Armed with this knowledge we can proceed with the exercise. The camera has settings for Auto, Shade, Cloudy, Sunlight, various artificial light sources and custom white balance. We are going to see how well some of these settings work for given situations.
The first group of pictures were taken under sunny conditions. In this sequence the difference between auto and cloudy seems difficult to detect but both seem a little lighter than the sunlight shot. Maybe cloudy has added a little more exposure? The sunlight setting appears pretty close to how I remember the scene. The 'shade' white balanced version appears the most different. The camera processor has added orange/yellow to the image. The amount that has been added has made the image much warmer than the sunlight setting. This makes perfect sense. The camera has assumed that I have photographed something in the shade so has added orange/yellow to compensate for the blue cast mentioned above. Unfortunately I lied to the camera and the orange/yellow has been added to a normally daylight balanced photo!

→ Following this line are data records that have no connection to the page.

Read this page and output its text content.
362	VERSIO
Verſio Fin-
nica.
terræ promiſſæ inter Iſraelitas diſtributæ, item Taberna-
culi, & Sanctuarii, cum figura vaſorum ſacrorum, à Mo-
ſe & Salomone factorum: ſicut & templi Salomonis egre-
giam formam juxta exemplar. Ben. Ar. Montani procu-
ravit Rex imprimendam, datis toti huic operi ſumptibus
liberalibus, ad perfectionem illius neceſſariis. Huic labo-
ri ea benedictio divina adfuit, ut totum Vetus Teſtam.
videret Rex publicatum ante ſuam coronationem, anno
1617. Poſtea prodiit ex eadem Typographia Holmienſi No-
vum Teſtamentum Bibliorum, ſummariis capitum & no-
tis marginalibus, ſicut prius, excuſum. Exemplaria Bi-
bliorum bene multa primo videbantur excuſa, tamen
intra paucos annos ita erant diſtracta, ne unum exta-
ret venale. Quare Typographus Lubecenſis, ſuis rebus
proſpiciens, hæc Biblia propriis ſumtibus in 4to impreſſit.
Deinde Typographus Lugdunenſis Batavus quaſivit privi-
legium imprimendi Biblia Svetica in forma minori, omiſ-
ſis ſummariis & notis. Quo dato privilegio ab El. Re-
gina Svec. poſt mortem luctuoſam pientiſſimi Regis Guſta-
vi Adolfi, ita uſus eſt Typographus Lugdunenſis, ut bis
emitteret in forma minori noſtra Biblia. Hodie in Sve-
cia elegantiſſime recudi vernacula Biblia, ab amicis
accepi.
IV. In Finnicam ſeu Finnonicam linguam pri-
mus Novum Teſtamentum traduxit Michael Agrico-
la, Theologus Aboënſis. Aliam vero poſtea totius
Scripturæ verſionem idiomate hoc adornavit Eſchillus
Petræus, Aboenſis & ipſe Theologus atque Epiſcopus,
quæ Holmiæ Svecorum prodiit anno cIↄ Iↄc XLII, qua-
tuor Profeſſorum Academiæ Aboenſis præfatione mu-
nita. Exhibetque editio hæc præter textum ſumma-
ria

|Auto white balance, F4 @ 1/ 2500 200 ISO.|
|Cloudy white balance, F4 @ 1/ 2500 200 ISO.|
|Sunlight white balance, F4 @ 1/ 2500 200 ISO.|
|Shade white balance, F4 @ 1/ 2500 200 ISO.|
The camera has mistakenly added yellow to compensate for the non existing blue cast!
|Shade white balance, F5.6 @ 1/125 100 ISO.|
|Auto white balance, F5.6 @1/125 100 ISO.|
|Sunny white balance, F5.6 1/125 100 ISO.|
|Cloudy white balance, F5.6 1/125 100 ISO.|
|Cloudy white balance, F8 1/40 200 ISO.|
|Auto white balance, F8 1/40 200 ISO|
|Daylight white balance, F8 1/40 200 ISO|
|Shade white balance, F8 1/40 200 ISO|
I shoot RAW all of the time and this is one reason that makes this worthwhile. The white balance can be tweaked in software after the shot has been taken. On important shoots I have also started using a grey card for the same reason.
The final part of this exercise asks us to compare settings for an image shot partially in natural light and incandescent light. To make this picture I shot from within a room with the light on through a window to the natural light outside.
|Auto white balance, F1.8 1/60 100 ISO.|
|Daylight white balance, F1.8 1/60 100 ISO.|
|Tungsten white balance, F1.8 1/60 100 ISO.|
Pushed to make a choice, I think I would choose the daylight balanced version. There is no main subject to focus on so it is purely a matter of what feels right. I like the warm interior and natural lighting on the other side of the window and can identify with the colours this way. I feel there is little difference between this and the second shot but that the tungsten balanced photo is too cold.
Hicks, N, "The photographers guide to light", David & Charles.